The later phase of Castilho´s career began after his return from a two-year residence in the Azores (approximately 1848-50) where he had promoted agriculture as a means of social reform.

His acceptance of Romanticism was never wholehearted. Scholarly rather than imaginative he began to return to a genteel tradionalism having much in common with the earlier generation of Portuguese arcadian poets.

His personal prestige was at its height and his lifeless style so dominated literary taste that it brought about a rebellion from the younger generation of writers. The attack against Castilho came from the young poet Antero de Quental, who wrote the pamphlet "Bom Senso e Bom Gôsto" (1866; "Good Sense and Good Taste") in reply to Castilho´s criticism of certain younger writers. This riposte gave rise to one of the most celebrated polemics in Portuguese literature, the questâo Coimbra which eventually dethroned Castilho as literary dictator.
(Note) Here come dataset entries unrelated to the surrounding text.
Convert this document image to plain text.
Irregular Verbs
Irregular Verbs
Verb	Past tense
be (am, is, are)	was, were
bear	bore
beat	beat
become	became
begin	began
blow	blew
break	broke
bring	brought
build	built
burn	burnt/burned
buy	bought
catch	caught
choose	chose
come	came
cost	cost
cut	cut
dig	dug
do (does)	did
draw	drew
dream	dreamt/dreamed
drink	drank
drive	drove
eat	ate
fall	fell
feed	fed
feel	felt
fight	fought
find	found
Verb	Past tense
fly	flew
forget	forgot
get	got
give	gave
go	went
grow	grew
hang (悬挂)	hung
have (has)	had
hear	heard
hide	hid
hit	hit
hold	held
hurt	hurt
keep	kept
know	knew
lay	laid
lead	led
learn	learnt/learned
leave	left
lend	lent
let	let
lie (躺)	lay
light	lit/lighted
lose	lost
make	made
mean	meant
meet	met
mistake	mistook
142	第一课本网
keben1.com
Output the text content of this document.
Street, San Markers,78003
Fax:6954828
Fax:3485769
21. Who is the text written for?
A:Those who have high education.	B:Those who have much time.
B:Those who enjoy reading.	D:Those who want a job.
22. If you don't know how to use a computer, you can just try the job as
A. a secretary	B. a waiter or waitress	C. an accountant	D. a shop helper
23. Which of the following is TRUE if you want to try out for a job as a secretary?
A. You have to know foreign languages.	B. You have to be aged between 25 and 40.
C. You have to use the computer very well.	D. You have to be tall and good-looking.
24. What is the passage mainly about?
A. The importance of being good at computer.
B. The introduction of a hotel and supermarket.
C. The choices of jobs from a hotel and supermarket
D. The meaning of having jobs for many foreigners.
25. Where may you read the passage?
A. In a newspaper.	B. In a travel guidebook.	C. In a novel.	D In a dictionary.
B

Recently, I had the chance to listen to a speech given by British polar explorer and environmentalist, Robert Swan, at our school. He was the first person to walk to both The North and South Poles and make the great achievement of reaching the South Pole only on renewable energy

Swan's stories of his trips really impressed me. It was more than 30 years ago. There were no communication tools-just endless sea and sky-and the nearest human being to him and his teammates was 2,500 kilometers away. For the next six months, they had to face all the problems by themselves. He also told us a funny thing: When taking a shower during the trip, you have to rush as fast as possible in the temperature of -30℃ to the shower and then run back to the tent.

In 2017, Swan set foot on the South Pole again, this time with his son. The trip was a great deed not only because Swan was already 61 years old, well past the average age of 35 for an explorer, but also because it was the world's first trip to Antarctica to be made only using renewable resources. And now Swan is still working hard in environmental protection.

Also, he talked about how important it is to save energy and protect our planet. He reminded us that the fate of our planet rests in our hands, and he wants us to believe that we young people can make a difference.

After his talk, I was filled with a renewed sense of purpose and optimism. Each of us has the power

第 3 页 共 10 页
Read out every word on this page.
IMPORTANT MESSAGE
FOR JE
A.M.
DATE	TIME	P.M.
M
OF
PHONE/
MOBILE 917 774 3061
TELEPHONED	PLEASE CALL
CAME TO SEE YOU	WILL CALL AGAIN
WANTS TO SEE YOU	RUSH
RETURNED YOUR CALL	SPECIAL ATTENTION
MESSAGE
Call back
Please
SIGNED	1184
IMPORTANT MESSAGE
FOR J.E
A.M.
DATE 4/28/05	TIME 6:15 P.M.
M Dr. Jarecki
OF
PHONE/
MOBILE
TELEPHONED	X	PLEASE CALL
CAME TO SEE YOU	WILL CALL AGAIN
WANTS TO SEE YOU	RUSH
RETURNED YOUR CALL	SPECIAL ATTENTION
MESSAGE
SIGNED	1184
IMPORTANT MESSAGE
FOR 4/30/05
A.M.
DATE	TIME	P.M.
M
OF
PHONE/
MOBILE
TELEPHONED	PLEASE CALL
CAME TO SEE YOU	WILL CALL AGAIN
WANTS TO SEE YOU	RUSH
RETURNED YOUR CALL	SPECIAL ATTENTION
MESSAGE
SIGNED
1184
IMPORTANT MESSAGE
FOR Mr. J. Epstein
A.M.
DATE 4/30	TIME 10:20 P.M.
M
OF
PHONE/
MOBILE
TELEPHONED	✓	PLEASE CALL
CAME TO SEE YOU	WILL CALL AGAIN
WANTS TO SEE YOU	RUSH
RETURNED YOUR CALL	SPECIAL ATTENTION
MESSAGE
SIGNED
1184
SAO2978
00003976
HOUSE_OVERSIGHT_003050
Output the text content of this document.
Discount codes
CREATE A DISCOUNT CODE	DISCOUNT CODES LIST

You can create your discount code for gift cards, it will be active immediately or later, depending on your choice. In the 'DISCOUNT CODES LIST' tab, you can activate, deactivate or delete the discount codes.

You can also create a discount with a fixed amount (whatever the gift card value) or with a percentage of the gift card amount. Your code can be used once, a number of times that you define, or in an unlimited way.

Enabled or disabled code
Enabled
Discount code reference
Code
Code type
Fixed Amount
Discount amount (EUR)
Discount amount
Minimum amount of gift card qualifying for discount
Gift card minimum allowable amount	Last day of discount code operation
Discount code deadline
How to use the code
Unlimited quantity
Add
While continuing in several journalistic ventures, Castilho undertook several translations of Greek and Latin authors, having already concluded the arcadian poet Manuel Bocage´s translation of Ovid´s Metamorphoses (1841). In 1867 the last of these appeared (Virgil´s Geórgicas) and he moved to theatrical works by Molière, Shakespeare and Goethe. In the 1870s he was engaged to do a translation of Don Quixote but it was uncompleted at his death.